Die Unfallverhütungsvorschriften der Berufsgenossenschaft nach VBG 4 sagen aus:
  • ortsfeste Betriebsmittel und elektrische Anlagen sind im Abstand von 4 Jahren zu prüfen
  • ortsfeste Betriebsmittel und elektrische Anlagen in "Betriesstätten, Räumen und Anlagen besonderer Art" (DIN VDE 0100 Gruppe 700) sind im Abstand von einem Jahr zu prüfen
  • Nicht-stationäre Betriebsmittel jeden Monat (z.B. EDV-Anlage)
  • Ortveränderliche elektrische Betriebsmittel sind -soweit benutz- alle 6 Monate zu prüfen (Richtwert!)
  • Alle Berufsgenossenschaften haben Vorschriften, die der "VBG 4" entsprechen, d.h. sie gelten in jeder Branche gleichermaßen (auch im öffentlichen Bereich und anderen)
Gerichtsurteil:
Pflicht zur regelmäßigen Überprüfung
Der E-Check schützt den Eigentümer nicht zu letzt auch vor rechtlichen Konsequenzen. Denn der Betreiber ist für den Zustand seiner elektrischen Anlage auch im juristischen Sinne verantwortlich, wie ein Urteil des Oberlandesgerichts Saarbrücken zeigt. Das OLG entschied, dass ein Vermieter die Elektroanlagen seines Hauses regelmäßig überprüfen muss. Dies gilt insbesondere für elektrische Schutzschalter und ähnliche Sicherungseinrichtungen. Entsteht im Haus ein Brand und steht zugleich fest, dass eine Schutzeinrichtung versagt hat und die Kontrollpflichten nicht erfüllt worden sind, so gilt die Pflichtverletzung des Vermieters als Schadensursache.
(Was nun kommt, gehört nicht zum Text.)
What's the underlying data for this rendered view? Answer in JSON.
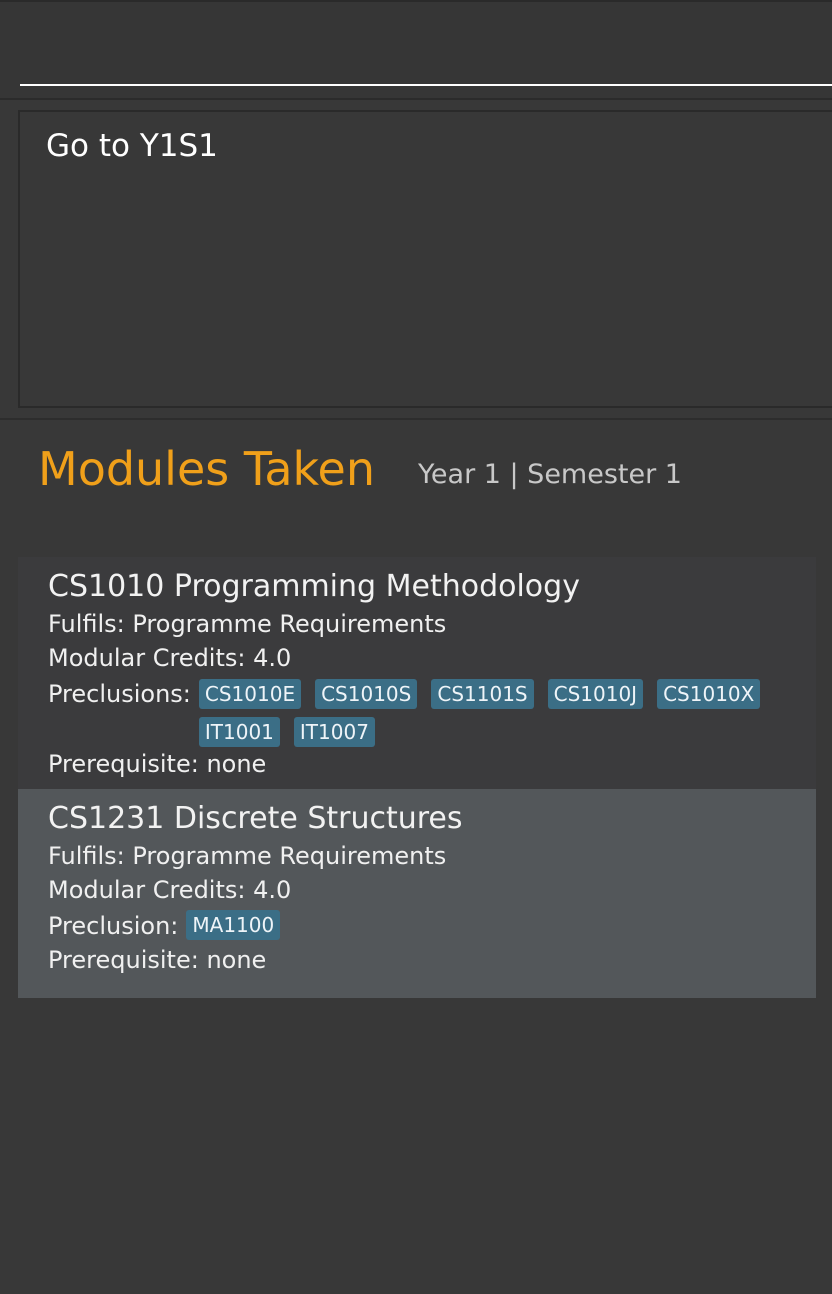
{
  "command_box": {
    "value": "",
    "placeholder": ""
  },
  "result_display": {
    "text": "Go to Y1S1"
  },
  "header": {
    "title": "Modules Taken",
    "subtitle": "Year 1 | Semester 1"
  },
  "modules": [
    {
      "title": "CS1010 Programming Methodology",
      "fulfils": "Fulfils: Programme Requirements",
      "credits": "Modular Credits: 4.0",
      "preclusion_label": "Preclusions:",
      "preclusions": [
        "CS1010E",
        "CS1010S",
        "CS1101S",
        "CS1010J",
        "CS1010X",
        "IT1001",
        "IT1007"
      ],
      "prerequisite": "Prerequisite: none"
    },
    {
      "title": "CS1231 Discrete Structures",
      "fulfils": "Fulfils: Programme Requirements",
      "credits": "Modular Credits: 4.0",
      "preclusion_label": "Preclusion:",
      "preclusions": [
        "MA1100"
      ],
      "prerequisite": "Prerequisite: none"
    }
  ],
  "colors": {
    "background": "#383838",
    "title_accent": "#f0a01a",
    "tag_background": "#3b6e86",
    "card_1": "#3b3b3d",
    "card_2_selected": "#53575a"
  }
}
Noch heikler sieht es bei gewerblich genutzten Anlagen und Flächen aus:
Erste Fälle sind bekannt geworden, in denen angeblich Gewerbeaufsichtsämter und Berufsgenossenschaften die Produktion sofort einstellen ließen, weil für die Elektroanlage Prüfnachweise fehlten.
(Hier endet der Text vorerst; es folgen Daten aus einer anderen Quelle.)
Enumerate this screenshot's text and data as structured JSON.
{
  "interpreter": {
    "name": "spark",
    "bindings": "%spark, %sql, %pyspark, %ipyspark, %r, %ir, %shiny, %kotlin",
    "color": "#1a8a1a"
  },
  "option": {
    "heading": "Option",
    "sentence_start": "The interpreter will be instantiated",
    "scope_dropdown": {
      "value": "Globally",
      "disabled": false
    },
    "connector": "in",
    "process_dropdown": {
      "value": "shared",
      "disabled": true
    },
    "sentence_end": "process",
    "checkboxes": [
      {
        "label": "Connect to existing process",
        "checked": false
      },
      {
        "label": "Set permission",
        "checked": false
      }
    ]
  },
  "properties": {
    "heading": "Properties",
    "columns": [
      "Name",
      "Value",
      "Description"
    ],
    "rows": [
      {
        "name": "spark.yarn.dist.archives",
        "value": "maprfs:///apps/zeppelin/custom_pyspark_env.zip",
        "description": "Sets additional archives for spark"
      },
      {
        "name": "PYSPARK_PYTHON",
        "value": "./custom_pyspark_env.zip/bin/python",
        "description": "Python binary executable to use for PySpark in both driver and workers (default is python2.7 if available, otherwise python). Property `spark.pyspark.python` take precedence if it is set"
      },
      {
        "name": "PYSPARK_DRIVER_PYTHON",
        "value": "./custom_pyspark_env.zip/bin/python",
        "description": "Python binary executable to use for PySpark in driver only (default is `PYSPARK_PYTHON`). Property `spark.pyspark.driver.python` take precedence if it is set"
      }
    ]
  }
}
Bei einem eventuellen Rechtsstreit hat der Vermieter einen schweren Stand. Er ist nach Paragraph 536 BGB verpflichtet, sein Mieteigentum während der Mietzeit in dem Zustand zu erhalten, wie es dem Vertrag entspricht. Und hierzu gehört auch eine regelmäßige Kontrolle der technischen Einrichtungen nach den maßgeblichen technischen Vorschriften. Eine konkrete Vorschrift ergibt sich aus der VDE-Bestimmung DIN 0105. Danach sind elektrische Anlagen entsprechend den Unfallverhütungsvorschriften der Unfallversicherungsträger mindestens alle 4 Jahre, Fehlerstrom- und Fehlerspannungsschutzeinrichtungen mindestens alle 6 Monate zu überprüfen.
Diese Fristen gelten nicht nur für gewerbliche Vermieter, sondern auch für Privateure. Erfüllt der Vermieter die Kontrollpflicht nicht und entsteht dem Vermieter hierdurch ein Schaden, so haftet der Vermieter auf Schadensersatz. Es hilft dem Vermieter nicht weiter sich auf die Unkenntnis der technischen Regeln zu berufen: wer Räumlichkeiten vermietet, muss sich über die damit verbundenen Pflichten Kundig machen. In Frankreich existiert z.B. eine Bestimmung, nach der die elektrische Anlage in vermieteten Räumen bei jedem Mieterwechsel geprüft werden muss.
Dem Urteil des Saarbrücker Oberlandesgerichts war ein Brand in einer vermieteten Büroetage vorausgegangen, dessen Ursache nicht gänzlich aufgeklärt werden konnte. Allerdings ergaben die Untersuchungen, dass ein elektrischer Schutzschalter versagt hatte, der nicht kontrolliert worden war. Das Gericht befand, der Vermieter müsse nachweisen, dass sein Kontrollversäumnis nicht den Schaden verursacht hat.